M.M., a director of a prominent movie theater who preferred to withhold his full name, told Al-Monitor that he respects the decision of the chamber despite theater owners’ anger.
“Most of the movie theaters are owned by film distribution companies, which may lose out if many movies are premiered on streaming services, because digital platforms make direct agreements with the producers without the mediation of distributors,” he explained.
He added, “However, a few cinemas are owned by malls and small businesses, who are expected to disagree with this decision because they may sell tickets to the movies that were premiered on streaming services, as some people still prefer traditional movie theaters to modern platforms. The small businesses and malls are not distribution companies, so they have no disputes with digital platforms.”

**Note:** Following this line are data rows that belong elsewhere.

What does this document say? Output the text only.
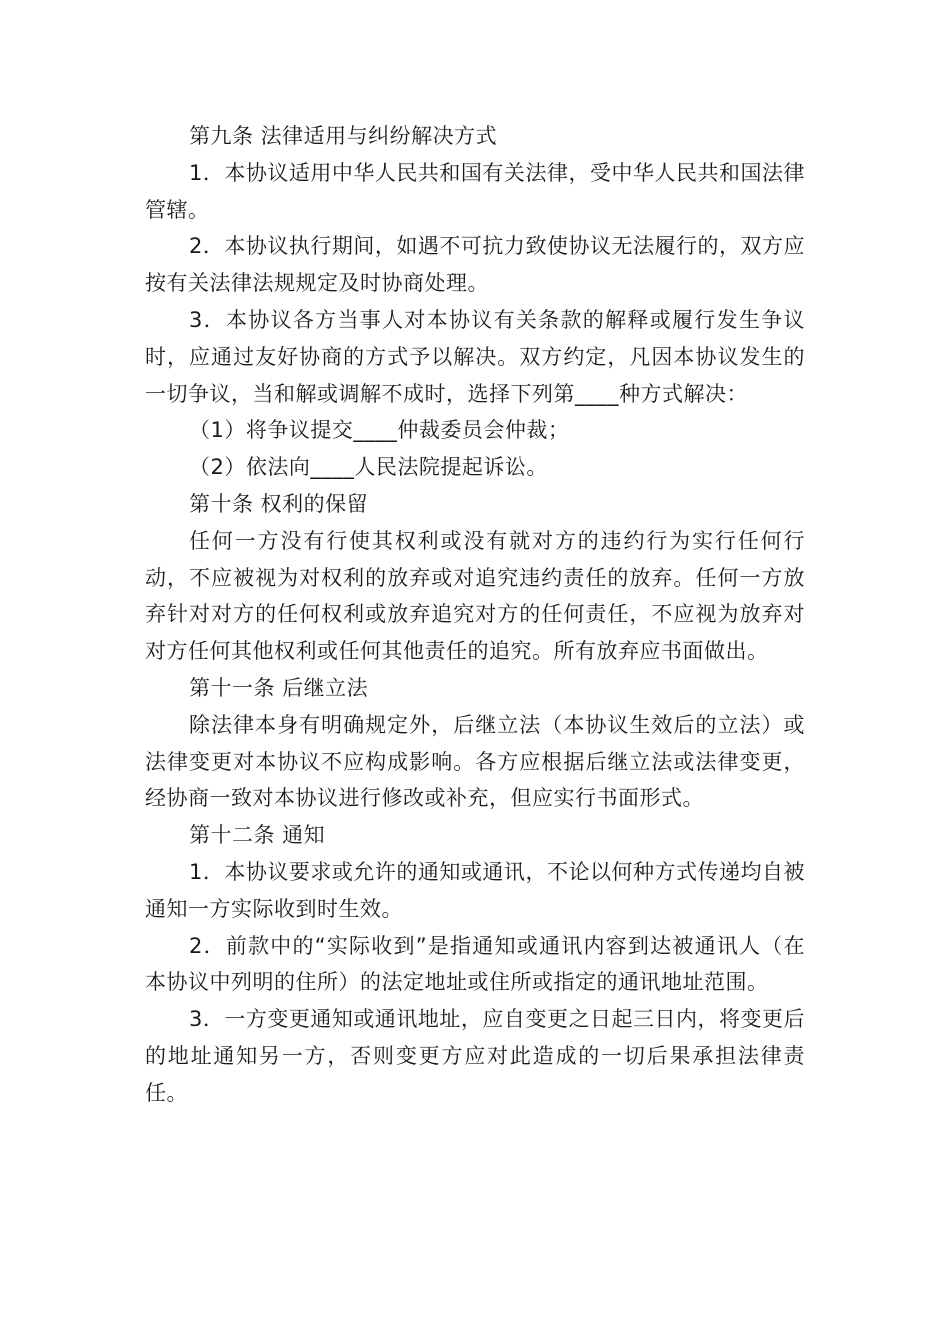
第九条 法律适用与纠纷解决方式

1．本协议适用中华人民共和国有关法律，受中华人民共和国法律管辖。

2．本协议执行期间，如遇不可抗力致使协议无法履行的，双方应按有关法律法规规定及时协商处理。

3．本协议各方当事人对本协议有关条款的解释或履行发生争议时，应通过友好协商的方式予以解决。双方约定，凡因本协议发生的一切争议，当和解或调解不成时，选择下列第____种方式解决：

（1）将争议提交____仲裁委员会仲裁；

（2）依法向____人民法院提起诉讼。

第十条 权利的保留

任何一方没有行使其权利或没有就对方的违约行为实行任何行动，不应被视为对权利的放弃或对追究违约责任的放弃。任何一方放弃针对对方的任何权利或放弃追究对方的任何责任，不应视为放弃对对方任何其他权利或任何其他责任的追究。所有放弃应书面做出。

第十一条 后继立法

除法律本身有明确规定外，后继立法（本协议生效后的立法）或法律变更对本协议不应构成影响。各方应根据后继立法或法律变更，经协商一致对本协议进行修改或补充，但应实行书面形式。

第十二条 通知

1．本协议要求或允许的通知或通讯，不论以何种方式传递均自被通知一方实际收到时生效。

2．前款中的“实际收到”是指通知或通讯内容到达被通讯人（在本协议中列明的住所）的法定地址或住所或指定的通讯地址范围。

3．一方变更通知或通讯地址，应自变更之日起三日内，将变更后的地址通知另一方，否则变更方应对此造成的一切后果承担法律责任。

Meanwhile, Sobky, the producer of “Saheb Al Maqam,” told Al-Monitor that the film was supposed to premiere in theaters, but since they are closed amid the pandemic, he had to negotiate with Shahid.net. He said he hoped that the Cinema Industry Chamber would understand the situation and grant exceptions to filmmakers to show their films in theaters in conjunction with showing them on streaming services.
“Even if theaters are opening, the demand is no longer the same as it was before the pandemic,” Shobky noted.
The Egyptian government closed movie theaters in March as a precaution against COVID-19, and on June 27, theaters reopened at only 25% capacity.
An Egyptian critic told Al-Monitor on condition of anonymity that it is unlikely the chamber will make an exception to show films on digital platforms and in theaters at the same time during the pandemic. He also found it unlikely that theaters will defy the chamber’s decision.
“Most of the theaters are owned by producers who are in charge of the Cinema Industry Chamber, and they see the screening of films and their success on streaming services as a threat both in the short and in the long term,” he explained.